Ms. Reno's decision not to appoint another independent counsel to look into allegations that Mr. Clinton violated federal law in soliciting and spending funds for his re-election campaign was not unexpected, after her repeated unwillingness to do so in the past.
But the evidence remains that Mr. Clinton blithely thumbed his nose at the law. A clear condition of the federal campaign subsidy that he accepted for the 1996 general election campaign was that he not raise or spend any additional money for his own election.
While the Supreme Court has ruled that campaign spending is an exercise of free speech and hence spending limits cannot be imposed on a candidate, they can be applied if he or she agrees voluntarily to them as a condition of receiving the federal largess. Mr. Clinton and his Republican challenger, Bob Dole, did so in each ac- cepting about $13 million for the primary election period in 1996 and about $62 million for the gen- eral election campaign.
Federal money for the primary election period is doled out to candidates on the basis of a dollar for every dollar raised privately. In the general election in the fall, however, the party nominees are not supposed to raise or spend any funds whatever for their own election as the condition for accepting the much larger federal subsidy.
Federal Election Commission auditors have recommended to the commission -- split evenly, three Republican and three Democratic members -- that Mr. Dole be required to pay back $17 million and Mr. Clinton $7 million, for having exceeded the limits. Mr. Dole's is the larger figure because he exceeded the limits for the primary period, in which he had com- petition from several candidates. Mr. Clinton had no primary opposition in 1996, and he has been charged by the auditors with exceeding the general election limit of $62 million.
The allegations result from the auditors' determination that ads run by the respective parties purporting to advocate issue positions really boosted the candidacies of Mr. Dole and Mr. Clinton. Hence, the auditors say, they amounted to in-kind contributions that should have been assessed against the federal limits accepted by the two candidates in taking the subsidies.

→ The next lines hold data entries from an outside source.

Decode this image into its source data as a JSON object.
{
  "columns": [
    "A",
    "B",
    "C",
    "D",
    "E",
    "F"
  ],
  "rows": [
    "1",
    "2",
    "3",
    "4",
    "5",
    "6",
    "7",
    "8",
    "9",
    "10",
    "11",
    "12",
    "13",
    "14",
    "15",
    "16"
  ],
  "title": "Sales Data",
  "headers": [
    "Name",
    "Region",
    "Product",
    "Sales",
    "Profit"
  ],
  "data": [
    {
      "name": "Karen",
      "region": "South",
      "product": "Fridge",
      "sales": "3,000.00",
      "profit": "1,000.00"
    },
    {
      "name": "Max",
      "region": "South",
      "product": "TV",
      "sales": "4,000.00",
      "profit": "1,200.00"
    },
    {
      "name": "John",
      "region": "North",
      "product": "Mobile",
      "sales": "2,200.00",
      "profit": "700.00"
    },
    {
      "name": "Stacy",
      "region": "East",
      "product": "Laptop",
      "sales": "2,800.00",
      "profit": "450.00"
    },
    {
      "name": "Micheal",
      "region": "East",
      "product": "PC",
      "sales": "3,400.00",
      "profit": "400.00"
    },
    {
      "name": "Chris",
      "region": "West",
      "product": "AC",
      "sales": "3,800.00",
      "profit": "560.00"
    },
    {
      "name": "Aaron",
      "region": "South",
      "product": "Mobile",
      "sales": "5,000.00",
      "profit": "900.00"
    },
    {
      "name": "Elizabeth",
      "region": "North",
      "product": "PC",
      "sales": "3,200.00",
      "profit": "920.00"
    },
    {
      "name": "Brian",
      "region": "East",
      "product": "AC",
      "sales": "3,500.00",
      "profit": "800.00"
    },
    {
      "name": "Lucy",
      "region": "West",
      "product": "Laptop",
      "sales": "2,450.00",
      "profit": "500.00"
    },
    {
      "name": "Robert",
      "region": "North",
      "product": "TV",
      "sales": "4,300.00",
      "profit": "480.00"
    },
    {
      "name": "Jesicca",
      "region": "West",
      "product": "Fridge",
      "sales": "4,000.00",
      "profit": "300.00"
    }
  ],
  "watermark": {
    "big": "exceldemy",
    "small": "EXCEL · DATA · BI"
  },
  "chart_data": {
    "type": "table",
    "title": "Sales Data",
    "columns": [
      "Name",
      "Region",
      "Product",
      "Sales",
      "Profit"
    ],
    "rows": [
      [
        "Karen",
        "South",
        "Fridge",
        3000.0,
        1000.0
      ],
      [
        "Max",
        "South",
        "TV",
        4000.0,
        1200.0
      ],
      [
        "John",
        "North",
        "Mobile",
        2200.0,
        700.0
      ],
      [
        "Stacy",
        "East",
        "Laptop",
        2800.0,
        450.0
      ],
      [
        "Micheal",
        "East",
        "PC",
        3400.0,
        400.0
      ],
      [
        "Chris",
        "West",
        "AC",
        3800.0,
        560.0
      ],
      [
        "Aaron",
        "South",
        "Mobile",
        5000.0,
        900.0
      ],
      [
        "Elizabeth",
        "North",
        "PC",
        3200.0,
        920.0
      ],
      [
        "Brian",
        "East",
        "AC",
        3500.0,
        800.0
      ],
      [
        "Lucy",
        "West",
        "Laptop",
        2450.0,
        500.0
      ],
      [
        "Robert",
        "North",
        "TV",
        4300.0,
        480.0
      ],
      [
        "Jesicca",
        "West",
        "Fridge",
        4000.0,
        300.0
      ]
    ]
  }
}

These allegations constitute a portion of the charges of fund-raising excesses against Mr. Clinton that have now been brushed aside by Ms. Reno. It has also been charged that the president and his aides colluded with state parties to run millions of dollars of so-called issue-advocacy advertisements that were basically pitches for Mr. Clinton's re-election.
The Clinton defense has been that his campaign lawyers and those of the Democratic National Committee informed him that the practice did not violate federal law and, therefore, there was no intent to breach it, as required for a criminal indictment. Ms. Reno accepted that argument in her decision.
But Dick Morris, the political consultant who worked closely with Mr. Clinton in the 1996 campaign, wrote in his book, "Behind the Oval Office," that Mr. Clinton "became the day-to-day operational director of our TV-ad campaign. He worked over every script, watched each ad, ordered changes in every visual presentation and decided which ads would run when and where."
Mr. Morris also wrote that although Mr. Clinton "complained bitterly at having to raise this much money" -- Mr. Morris put it at an astounding $85 million, more than the federal subsidy -- he continued to attend so many fund-raisers that he had trouble handling his official duties.
Ms. Reno could have waited until the FEC ruled on its auditors' recommendations before deciding whether Mr. Clinton's campaign activities deserved an independent counsel's scrutiny. But she didn't, indicating once again that for all her image as independent and tough-minded, Mr. Clinton has a member of his team he can count on at the head of the Justice Department.
Jack W. Germond and Jules Witcover write from the Washington Bureau.